OLB Vince Biegel: Expectations are high for Biegel (6-3, 230), who played in two games last season as a true freshman before a broken foot forced him to redshirt. He is athletic and coaches are high on his pass-rush ability, which will be put to good use when the Badgers use their 3-4 sets this fall. He was a national top-150 recruit out of high school in Wisconsin.
OG Kyle Costigan: Costigan (6-4, 304), a junior, started at right guard last season, and though he missed spring practice with a knee injury, he should start there again this fall. He was a defensive lineman in his first two seasons on campus and struggled early last season after making the switch. While his pass blocking must improve, he has maintained his aggressiveness from his days as a defensive lineman and became a better run blocker as last season progressed.
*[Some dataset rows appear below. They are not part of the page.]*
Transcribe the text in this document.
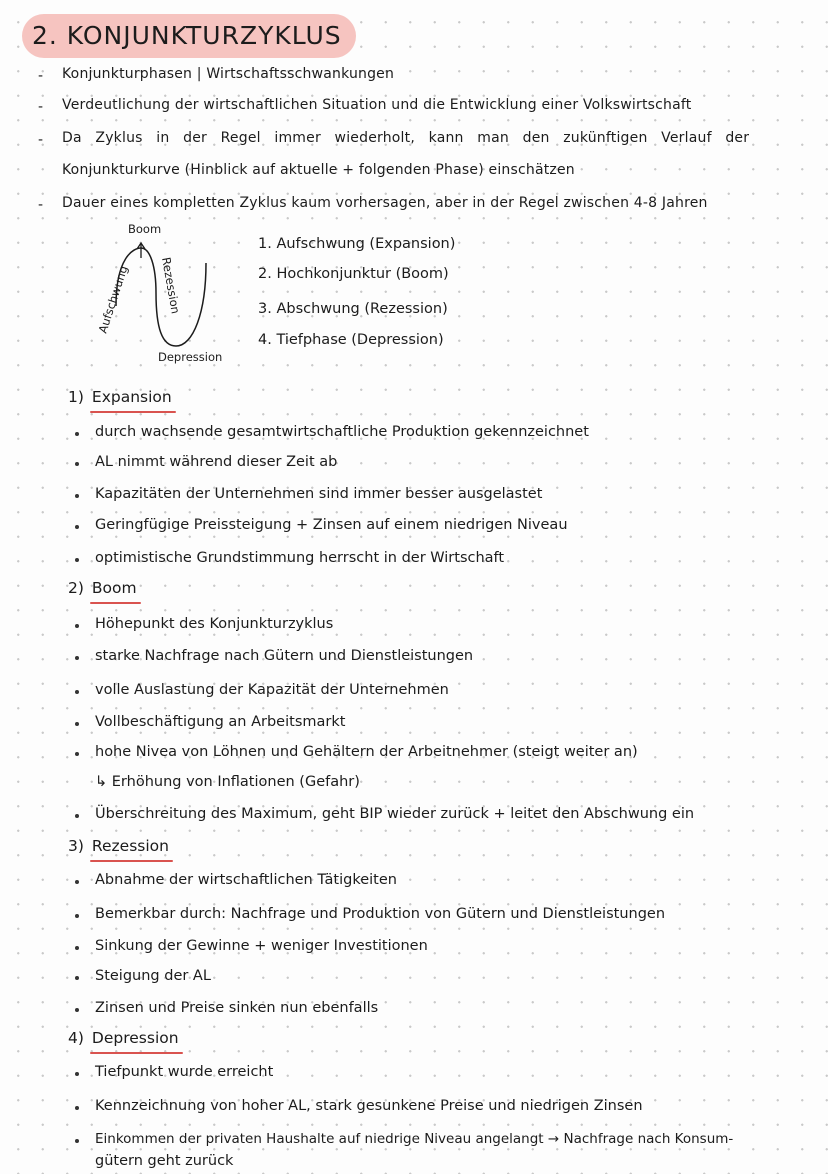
2. KONJUNKTURZYKLUS
- Konjunkturphasen | Wirtschaftsschwankungen
- Verdeutlichung der wirtschaftlichen Situation und die Entwicklung einer Volkswirtschaft
- Da Zyklus in der Regel immer wiederholt, kann man den zukünftigen Verlauf der
Konjunkturkurve (Hinblick auf aktuelle + folgenden Phase) einschätzen
- Dauer eines kompletten Zyklus kaum vorhersagen, aber in der Regel zwischen 4-8 Jahren
Boom
Aufschwung Rezession
Depression
1. Aufschwung (Expansion)
2. Hochkonjunktur (Boom)
3. Abschwung (Rezession)
4. Tiefphase (Depression)
1) Expansion
durch wachsende gesamtwirtschaftliche Produktion gekennzeichnet
AL nimmt während dieser Zeit ab
Kapazitäten der Unternehmen sind immer besser ausgelastet
Geringfügige Preissteigung + Zinsen auf einem niedrigen Niveau
optimistische Grundstimmung herrscht in der Wirtschaft
2) Boom
Höhepunkt des Konjunkturzyklus
starke Nachfrage nach Gütern und Dienstleistungen
volle Auslastung der Kapazität der Unternehmen
Vollbeschäftigung an Arbeitsmarkt
hohe Nivea von Löhnen und Gehältern der Arbeitnehmer (steigt weiter an)
↳ Erhöhung von Inflationen (Gefahr)
Überschreitung des Maximum, geht BIP wieder zurück + leitet den Abschwung ein
3) Rezession
Abnahme der wirtschaftlichen Tätigkeiten
Bemerkbar durch: Nachfrage und Produktion von Gütern und Dienstleistungen
Sinkung der Gewinne + weniger Investitionen
Steigung der AL
Zinsen und Preise sinken nun ebenfalls
4) Depression
Tiefpunkt wurde erreicht
Kennzeichnung von hoher AL, stark gesunkene Preise und niedrigen Zinsen
Einkommen der privaten Haushalte auf niedrige Niveau angelangt → Nachfrage nach Konsum-
gütern geht zurück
RB Melvin Gordon: With Montee Ball in the NFL, White now will share carries with Gordon (6-1, 203), a sophomore. Gordon ran for 621 yards last season, but 328 of those came in two games (UTEP and Nebraska in the league title game). He's a physical runner with a burst and might have more upside than White.
OT Rob Havenstein: Wisconsin is known for big offensive linemen, but Havenstein (6-8, 338 -- and he has dropped almost 50 pounds since enrolling) is huge. This will be his second season as the starter at right tackle. Havenstein has surprisingly good feet -- not surprising when you consider he played lacrosse in high school in Maryland. Still, he plays too high at times and is more advanced as a run blocker than pass protector. His twin, Jeff, plays basketball at Division I Longwood; he also is 6-8 -- but weighs only 225.
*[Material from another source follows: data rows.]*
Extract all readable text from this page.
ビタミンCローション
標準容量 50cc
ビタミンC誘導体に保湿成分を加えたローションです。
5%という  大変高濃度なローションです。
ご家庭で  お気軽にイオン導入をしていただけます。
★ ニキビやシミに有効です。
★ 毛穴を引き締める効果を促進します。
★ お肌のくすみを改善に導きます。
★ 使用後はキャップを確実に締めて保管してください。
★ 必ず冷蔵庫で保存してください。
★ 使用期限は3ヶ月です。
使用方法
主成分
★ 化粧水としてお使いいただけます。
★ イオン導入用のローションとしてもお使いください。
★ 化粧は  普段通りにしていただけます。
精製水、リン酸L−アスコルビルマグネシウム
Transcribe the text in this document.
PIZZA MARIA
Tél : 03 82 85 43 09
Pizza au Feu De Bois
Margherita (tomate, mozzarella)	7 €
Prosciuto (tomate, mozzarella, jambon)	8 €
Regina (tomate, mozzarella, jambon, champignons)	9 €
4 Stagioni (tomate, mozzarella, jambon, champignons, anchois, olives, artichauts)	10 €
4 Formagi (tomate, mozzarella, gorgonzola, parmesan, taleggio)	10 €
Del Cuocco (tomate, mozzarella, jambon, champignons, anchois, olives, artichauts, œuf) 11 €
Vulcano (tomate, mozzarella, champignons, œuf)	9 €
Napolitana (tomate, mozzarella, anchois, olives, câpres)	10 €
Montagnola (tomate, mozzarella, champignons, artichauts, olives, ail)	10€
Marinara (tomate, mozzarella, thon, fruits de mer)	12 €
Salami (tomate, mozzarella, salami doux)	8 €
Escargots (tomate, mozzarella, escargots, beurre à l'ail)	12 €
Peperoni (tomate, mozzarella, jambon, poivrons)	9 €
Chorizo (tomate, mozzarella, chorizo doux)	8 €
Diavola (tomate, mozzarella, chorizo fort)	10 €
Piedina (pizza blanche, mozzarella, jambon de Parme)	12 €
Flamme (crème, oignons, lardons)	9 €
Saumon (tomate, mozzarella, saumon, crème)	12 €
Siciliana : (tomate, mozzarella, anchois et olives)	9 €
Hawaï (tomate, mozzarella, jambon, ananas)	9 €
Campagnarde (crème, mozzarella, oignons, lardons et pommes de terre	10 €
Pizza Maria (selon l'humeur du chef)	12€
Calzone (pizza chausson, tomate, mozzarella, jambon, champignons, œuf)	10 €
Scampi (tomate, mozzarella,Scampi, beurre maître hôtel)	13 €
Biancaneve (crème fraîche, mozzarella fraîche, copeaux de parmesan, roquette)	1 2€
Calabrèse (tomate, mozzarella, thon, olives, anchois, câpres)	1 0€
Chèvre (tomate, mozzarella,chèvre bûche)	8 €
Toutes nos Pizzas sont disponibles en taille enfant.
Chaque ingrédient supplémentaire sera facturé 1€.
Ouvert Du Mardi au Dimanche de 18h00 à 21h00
OG Dallas Lewallen: He has seen action in only six games in his first two seasons (various injuries are one reason), but Lewallen (6-6, 318) is expected to start at guard this season. As with all Badgers linemen, he is a physical specimen who is expected to be a big-time run blocker.
C Dan Voltz: Last season's starting center, Travis Frederick, left school a year early and was a first-round pick; Voltz (6-4, 310), a redshirt freshman, has that kind of potential. He graduated early from high school and went through spring drills in 2012 before redshirting. He has gained a bit more than 40 pounds since his arrival in Madison and is expected to be a road grader as a run blocker. Coaches also have praised his ability to quickly learn the offense. His pass protection is a concern -- but, remember, he is only a redshirt freshman.
Three must-see games of 2013
Sept. 14 at Arizona State: The Sun Devils might be the best team in the Pac-12 South, and their quick front seven on defense will pose a test for the Badgers' beefy offensive line. It will be especially interesting to see if Wisconsin's interior linemen can handle cat-quick Arizona State defensive tackle Will Sutton.
Sept. 28 at Ohio State: The best teams in the Leaders Division get together for a key early-season contest. Can Wisconsin's linebackers handle Ohio State's spread attack? And will Wisconsin's offensive line win the battle against Ohio State's rebuilt defensive line? The Buckeyes have two good defensive ends, meaning Groy and Havenstein will be in the spotlight.
Nov. 30 vs. Penn State: The regular-season finale for both teams. Two excellent groups of linebackers will be on display; can either offensive line make sure the running backs have room to roam? And Groy vs. Penn State defensive end Deion Barnes will be fun to watch.